# Outback Rls 30



## 8wheelto4wheel (Apr 24, 2005)

WIFE AND I JUST PICKED UP OUR NEW RV TODAY TOOK IT HOME AND HOOKED UP AT HOUSE AND WILL RUN IT THERE FOR A FEW WEEK TO MAKE SURE EVERYTHING WORKS GOOD. WE PURCHASED A 2005 OUTBACK SIDNEY RLS 30 WE REALLY LIKE THE FLOOR PLAN WE LOOKED AT LOT OF UNITS NONE CAME CLOSE TO THE RICK LOOK OF THE OUTBACK MODELS. HOPE THE QUALITY IS THERE TO







I THINK IT WILL BE. YOU GUYS REPORTS REASSURED US WE MADE THE RIGHT CHOICE. THANKS A LOT


----------



## HootBob (Apr 26, 2004)

Welcome to the group 8wheelto4wheel
And congrats on the 30RLS and enjoy!!!!
Don action


----------



## Sexy Momma (Apr 18, 2005)

Alright! That's super! Congrats on the new rig and welcome to the forum!









I'm glad everyone reassured you that you made a great choice. We have a way of doing that here.







That's why we bought an Outback too - cause all the great people here on the forum made us feel like it was a great quality product.

I guess there's some celebrating going on at 8wheelto4wheel's house. PARTY TIME!

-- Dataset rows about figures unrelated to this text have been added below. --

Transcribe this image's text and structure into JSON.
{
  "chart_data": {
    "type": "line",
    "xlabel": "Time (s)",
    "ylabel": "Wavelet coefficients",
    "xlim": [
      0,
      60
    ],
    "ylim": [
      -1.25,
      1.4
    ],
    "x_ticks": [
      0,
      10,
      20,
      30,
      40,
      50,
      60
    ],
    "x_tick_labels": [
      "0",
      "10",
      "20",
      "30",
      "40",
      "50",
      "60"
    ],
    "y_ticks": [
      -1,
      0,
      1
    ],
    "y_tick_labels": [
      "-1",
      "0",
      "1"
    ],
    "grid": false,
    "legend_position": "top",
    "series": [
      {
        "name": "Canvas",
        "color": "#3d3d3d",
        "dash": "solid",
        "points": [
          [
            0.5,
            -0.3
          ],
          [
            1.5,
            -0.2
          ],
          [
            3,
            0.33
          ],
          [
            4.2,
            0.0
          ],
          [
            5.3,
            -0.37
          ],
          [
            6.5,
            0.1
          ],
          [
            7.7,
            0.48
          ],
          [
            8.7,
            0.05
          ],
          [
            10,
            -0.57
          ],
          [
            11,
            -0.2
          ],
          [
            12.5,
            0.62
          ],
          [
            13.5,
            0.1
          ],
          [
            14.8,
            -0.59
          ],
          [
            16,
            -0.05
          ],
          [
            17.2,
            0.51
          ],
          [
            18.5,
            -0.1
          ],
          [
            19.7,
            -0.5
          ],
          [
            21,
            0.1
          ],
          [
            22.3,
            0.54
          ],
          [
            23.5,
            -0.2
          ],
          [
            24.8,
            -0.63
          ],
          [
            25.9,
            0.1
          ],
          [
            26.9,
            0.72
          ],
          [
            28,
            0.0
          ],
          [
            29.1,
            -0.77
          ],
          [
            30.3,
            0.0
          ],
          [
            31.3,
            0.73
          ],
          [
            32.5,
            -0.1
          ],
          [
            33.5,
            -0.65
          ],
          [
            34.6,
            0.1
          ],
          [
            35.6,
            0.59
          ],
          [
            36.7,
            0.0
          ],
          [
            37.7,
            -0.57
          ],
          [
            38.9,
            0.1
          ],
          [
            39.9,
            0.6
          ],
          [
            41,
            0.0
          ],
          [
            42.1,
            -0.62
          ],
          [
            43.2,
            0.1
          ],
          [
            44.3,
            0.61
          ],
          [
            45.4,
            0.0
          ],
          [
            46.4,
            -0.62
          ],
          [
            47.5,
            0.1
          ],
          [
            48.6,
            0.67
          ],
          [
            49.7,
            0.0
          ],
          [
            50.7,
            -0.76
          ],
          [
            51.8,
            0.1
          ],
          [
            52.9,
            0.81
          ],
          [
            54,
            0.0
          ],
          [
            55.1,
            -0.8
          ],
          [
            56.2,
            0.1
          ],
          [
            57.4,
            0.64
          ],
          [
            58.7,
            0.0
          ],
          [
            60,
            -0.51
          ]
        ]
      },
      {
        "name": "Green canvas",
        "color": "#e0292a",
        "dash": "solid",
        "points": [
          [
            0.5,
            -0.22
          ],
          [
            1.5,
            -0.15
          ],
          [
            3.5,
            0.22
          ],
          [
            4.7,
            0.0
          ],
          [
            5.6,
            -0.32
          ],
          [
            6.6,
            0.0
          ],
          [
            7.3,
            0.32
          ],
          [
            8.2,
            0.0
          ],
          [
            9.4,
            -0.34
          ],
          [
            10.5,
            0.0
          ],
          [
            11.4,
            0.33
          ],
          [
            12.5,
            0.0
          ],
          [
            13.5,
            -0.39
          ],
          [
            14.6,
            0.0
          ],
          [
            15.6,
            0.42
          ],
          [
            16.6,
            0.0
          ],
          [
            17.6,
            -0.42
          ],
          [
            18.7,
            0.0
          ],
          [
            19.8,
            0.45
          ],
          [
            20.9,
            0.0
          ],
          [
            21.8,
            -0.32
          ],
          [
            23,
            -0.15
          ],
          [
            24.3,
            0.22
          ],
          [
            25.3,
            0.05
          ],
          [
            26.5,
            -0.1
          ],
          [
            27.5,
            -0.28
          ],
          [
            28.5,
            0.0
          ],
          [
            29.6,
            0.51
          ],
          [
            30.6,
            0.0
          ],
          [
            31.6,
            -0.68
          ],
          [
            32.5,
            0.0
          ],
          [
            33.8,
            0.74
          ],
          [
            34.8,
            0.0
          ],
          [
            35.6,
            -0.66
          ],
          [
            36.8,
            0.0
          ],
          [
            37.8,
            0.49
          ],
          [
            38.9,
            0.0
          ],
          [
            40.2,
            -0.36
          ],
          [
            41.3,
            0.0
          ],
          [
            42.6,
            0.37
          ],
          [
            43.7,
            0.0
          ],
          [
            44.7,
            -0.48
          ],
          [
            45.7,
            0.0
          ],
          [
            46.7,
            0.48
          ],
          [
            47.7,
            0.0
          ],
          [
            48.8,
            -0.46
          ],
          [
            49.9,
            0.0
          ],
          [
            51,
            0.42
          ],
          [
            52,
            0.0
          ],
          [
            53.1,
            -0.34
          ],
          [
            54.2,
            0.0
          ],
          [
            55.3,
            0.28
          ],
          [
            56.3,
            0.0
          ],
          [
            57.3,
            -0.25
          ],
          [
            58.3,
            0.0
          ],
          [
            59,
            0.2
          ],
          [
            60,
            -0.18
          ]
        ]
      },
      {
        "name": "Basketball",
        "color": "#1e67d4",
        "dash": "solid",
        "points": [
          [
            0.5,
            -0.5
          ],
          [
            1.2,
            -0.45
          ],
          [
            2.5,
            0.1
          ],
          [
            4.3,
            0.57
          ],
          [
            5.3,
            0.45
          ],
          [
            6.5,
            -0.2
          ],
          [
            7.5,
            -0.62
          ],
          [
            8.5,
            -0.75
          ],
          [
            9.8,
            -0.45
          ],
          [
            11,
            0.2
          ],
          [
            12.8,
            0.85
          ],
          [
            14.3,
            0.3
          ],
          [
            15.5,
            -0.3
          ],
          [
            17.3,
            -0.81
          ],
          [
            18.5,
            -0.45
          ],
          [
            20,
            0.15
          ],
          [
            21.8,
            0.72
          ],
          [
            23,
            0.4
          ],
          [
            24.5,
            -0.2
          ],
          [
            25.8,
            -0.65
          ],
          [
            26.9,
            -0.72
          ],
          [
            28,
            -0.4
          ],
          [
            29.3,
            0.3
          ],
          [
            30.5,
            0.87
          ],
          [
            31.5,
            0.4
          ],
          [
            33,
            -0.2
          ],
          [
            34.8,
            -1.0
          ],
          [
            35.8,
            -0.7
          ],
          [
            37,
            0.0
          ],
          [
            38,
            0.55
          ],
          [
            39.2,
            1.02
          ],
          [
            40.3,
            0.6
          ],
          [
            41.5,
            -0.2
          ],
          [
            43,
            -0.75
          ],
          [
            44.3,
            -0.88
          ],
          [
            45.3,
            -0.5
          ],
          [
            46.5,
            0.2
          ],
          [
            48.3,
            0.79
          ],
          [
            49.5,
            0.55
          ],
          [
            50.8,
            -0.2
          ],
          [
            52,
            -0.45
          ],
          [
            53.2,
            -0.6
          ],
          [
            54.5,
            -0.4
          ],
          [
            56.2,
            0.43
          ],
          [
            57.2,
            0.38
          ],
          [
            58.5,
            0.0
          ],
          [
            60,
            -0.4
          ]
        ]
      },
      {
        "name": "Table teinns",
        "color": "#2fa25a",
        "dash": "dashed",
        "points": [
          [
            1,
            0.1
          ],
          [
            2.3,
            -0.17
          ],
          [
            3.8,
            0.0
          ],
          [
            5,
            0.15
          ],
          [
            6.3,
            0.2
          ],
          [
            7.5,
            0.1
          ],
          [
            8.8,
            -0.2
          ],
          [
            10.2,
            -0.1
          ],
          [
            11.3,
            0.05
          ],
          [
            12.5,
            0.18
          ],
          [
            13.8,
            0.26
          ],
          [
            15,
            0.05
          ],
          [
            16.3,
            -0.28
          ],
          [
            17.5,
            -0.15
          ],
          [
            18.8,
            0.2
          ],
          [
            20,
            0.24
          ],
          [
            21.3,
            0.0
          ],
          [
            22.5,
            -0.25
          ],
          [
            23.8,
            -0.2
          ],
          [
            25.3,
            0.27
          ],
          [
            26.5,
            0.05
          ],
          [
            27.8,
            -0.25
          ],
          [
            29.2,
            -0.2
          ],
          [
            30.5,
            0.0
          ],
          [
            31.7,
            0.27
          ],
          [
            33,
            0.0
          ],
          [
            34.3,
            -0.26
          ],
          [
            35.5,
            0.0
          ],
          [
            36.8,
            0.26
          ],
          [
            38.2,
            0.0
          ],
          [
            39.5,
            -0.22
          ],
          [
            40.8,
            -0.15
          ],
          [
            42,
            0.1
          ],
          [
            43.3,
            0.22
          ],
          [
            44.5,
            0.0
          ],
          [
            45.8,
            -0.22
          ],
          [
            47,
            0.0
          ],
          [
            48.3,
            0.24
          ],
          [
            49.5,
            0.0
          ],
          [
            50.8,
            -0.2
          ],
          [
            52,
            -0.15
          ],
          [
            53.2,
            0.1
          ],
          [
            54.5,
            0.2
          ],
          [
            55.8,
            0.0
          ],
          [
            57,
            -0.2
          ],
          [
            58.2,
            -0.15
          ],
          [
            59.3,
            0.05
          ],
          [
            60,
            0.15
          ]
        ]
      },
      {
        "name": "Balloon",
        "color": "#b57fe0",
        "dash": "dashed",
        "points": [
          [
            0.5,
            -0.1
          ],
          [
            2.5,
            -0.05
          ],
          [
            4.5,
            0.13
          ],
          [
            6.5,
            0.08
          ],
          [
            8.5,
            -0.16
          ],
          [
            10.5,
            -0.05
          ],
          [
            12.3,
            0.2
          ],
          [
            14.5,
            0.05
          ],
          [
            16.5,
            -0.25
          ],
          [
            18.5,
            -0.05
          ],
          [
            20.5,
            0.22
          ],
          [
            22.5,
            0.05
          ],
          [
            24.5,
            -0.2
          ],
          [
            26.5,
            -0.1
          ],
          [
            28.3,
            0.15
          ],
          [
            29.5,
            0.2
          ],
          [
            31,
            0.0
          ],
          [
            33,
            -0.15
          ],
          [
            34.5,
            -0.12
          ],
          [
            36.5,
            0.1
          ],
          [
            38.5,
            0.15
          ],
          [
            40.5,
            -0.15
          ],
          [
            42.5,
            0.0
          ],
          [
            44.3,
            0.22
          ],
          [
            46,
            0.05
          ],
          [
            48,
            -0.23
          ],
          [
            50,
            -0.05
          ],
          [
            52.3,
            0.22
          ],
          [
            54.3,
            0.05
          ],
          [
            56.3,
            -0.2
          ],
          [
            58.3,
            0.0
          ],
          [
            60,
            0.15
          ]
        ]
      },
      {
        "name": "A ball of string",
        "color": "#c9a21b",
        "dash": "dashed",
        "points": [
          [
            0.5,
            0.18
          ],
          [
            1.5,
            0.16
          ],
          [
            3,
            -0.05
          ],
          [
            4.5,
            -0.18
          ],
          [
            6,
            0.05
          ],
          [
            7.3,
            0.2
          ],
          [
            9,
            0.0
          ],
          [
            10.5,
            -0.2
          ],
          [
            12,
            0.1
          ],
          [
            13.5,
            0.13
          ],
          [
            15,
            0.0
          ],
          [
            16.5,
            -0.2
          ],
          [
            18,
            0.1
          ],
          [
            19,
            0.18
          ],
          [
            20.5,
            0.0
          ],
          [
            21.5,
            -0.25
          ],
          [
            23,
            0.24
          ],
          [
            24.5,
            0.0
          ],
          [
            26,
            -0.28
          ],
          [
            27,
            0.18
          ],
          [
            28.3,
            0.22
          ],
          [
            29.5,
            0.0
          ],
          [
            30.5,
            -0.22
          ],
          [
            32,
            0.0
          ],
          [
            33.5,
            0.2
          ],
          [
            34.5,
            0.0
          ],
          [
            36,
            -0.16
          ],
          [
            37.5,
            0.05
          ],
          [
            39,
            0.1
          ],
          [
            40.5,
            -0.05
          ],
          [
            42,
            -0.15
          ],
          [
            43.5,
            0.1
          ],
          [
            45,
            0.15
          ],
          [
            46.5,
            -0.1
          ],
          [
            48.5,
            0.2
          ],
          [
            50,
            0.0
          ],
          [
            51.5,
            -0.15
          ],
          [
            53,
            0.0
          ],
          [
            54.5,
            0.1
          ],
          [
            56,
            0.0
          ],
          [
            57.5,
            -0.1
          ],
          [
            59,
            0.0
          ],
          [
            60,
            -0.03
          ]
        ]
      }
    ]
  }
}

You wanna know what the band is singing?

"...and another one goes, and another one goes. Another one bites the dust. Hey, we're gonna get you too. Another one bites the dust..."


----------



## kk5fe (Mar 6, 2005)

Hello 8wheelto4wheel








Congrats on the new 30RLS! We have been in ours twice so far and absolutly love it!







We keep looking at it sitting in the backyard waiting for the next outing!









You will have a ball in it!

Keith


----------



## Humpty (Apr 20, 2005)

Congrats 8wheelto4wheel









This really is a great site with tons of very useful information.

I must confess, I am jealous.....







Everyone keeps picking up their Outbacks, before me. I was going to pick up my 28BHS on Tuesday, but a business trip has forced me to delay the pick up until SAT 8:00 A.M. edt.






































Can you tell that I am excited????


----------



## Jay (Apr 24, 2005)

Congrats.....we picked up our 30RLS in Feb 05 and love this thing.

After your driveway burn in, take it out on short trips on weekends and really test it out. We have made three trips, and the "punch list" for problems is very short.

Our Dealer, Marshalls Trailerland in Buda TX is super. They fixed the few things that we brought to their attention rapidly.


----------



## Alaskan OutBackers (Apr 2, 2005)

Congrats on your 30rls and welcome to the forum, lots of good information comes from here.


----------